In a world where it's taken for granted that, say, countable additivity over measurable sets will work work out fine, and is felt to be a different beast than arbitrary use of a separation schema plus a set of all sets, sure. But it took early 20th-century mathematical logicians decades of exploration to get to a point where there was confidence that people doing the former thing could get by mostly "naively", without being in danger of doing the latter thing. (See e.g. Galileo's paradox.)
Modern pure mathematicians benefit from being able to conduct most of their reasoning on the lower footsteps of the von Neumann hierarchy (V_{omega + k} for small k), where they get access to higher-order tools like function spaces and topologies, countability as a fruitful property to impose and work with, and a playground where most of the disparate branches of mathematical research can be brought together without worrying about bindings between underlying frameworks. None of these things require a deep knowledge of the metamath of ZF to work with, but they'd all make many 19th-century mathematicians nervous.

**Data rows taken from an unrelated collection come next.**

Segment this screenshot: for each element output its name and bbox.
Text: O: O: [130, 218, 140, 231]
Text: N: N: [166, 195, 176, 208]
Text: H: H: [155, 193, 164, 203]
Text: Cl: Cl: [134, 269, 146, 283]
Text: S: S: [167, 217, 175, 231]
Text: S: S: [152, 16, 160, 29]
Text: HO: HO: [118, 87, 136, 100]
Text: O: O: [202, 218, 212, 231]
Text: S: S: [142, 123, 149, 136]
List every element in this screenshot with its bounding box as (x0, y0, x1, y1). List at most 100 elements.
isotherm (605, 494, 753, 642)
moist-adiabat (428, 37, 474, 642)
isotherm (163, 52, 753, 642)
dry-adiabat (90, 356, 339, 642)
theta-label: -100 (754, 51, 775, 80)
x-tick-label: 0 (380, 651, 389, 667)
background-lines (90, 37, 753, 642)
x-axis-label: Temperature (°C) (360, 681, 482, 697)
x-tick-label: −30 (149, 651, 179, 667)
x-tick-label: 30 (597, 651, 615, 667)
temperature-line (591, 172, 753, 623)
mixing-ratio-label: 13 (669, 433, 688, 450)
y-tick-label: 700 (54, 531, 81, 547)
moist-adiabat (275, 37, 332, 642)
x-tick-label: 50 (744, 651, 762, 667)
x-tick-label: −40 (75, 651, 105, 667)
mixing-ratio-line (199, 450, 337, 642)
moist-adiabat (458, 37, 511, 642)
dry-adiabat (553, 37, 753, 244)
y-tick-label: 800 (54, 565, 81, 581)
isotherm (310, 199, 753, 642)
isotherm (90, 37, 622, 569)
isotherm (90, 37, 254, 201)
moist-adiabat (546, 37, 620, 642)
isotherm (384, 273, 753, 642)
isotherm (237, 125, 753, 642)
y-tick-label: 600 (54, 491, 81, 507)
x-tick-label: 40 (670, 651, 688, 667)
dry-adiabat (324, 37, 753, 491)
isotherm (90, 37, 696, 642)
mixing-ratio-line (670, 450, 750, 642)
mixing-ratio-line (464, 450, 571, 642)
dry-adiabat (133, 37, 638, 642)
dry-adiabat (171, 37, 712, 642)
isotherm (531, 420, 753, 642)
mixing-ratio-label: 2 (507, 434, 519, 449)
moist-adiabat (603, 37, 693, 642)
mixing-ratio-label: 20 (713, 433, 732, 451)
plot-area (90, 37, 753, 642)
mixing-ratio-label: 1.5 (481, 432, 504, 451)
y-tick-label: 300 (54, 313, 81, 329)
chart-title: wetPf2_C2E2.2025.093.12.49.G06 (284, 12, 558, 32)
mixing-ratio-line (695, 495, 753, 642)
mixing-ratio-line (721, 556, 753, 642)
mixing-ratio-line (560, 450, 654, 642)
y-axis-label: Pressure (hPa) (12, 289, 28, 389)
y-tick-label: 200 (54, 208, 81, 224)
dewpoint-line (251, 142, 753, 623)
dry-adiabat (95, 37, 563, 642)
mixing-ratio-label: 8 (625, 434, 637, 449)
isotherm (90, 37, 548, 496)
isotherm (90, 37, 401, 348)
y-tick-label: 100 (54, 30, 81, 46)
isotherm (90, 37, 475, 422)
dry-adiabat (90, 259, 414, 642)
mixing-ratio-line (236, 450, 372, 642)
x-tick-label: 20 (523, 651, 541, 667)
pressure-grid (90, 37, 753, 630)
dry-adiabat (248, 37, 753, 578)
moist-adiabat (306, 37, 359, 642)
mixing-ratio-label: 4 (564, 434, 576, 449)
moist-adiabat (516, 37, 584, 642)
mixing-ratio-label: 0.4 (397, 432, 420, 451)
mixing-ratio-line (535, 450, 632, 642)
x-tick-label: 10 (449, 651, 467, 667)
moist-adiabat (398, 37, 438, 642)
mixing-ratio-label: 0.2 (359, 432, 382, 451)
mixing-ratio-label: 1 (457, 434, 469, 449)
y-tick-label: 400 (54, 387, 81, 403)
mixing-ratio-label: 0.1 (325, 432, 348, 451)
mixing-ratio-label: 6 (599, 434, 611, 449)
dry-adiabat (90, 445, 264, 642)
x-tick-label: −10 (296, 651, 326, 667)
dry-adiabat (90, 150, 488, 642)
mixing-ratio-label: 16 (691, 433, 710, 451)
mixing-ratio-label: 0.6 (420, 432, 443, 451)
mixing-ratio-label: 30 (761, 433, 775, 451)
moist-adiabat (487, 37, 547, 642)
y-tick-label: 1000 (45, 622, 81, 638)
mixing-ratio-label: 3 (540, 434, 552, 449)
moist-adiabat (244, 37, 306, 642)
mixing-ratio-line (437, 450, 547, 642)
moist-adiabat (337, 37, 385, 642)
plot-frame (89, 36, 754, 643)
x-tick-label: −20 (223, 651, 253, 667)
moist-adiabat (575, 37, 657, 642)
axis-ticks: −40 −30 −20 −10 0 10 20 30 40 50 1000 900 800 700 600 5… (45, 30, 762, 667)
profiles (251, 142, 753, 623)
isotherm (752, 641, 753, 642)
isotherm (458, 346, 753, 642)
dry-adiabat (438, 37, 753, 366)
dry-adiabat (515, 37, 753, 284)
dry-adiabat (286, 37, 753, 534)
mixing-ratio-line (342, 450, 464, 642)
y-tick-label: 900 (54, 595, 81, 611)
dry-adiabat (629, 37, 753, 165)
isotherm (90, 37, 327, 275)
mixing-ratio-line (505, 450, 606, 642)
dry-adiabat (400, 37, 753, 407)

Note also that the most frequently used tools of naive set theory today (e.g. unions/intersections, separations/replacements, powersets, cartesian products/relations/functions, a few notable infinite sets) roughy mirror ZF. That shouldn't seem like an accident. Having working mathematicians trained to think and organize their work in these constructs keeps them around those lower footsteps.
I learned this years ago and forgot everything. I'm curious - does anyone actually use linear algebra in their day to day, and if so, what's your job title?
Aerial Imaging. We use it for both photogrammetry and some aspects of image color correction based on its histogram. I imagine its used extremely often in robotics as well.
It is a source of endless wonder and bemusement to me that we did not choose geometry as our basis for logic and proof over the equality symbol. Many brilliant minds are barred from entry into the field of mathematics because of this error.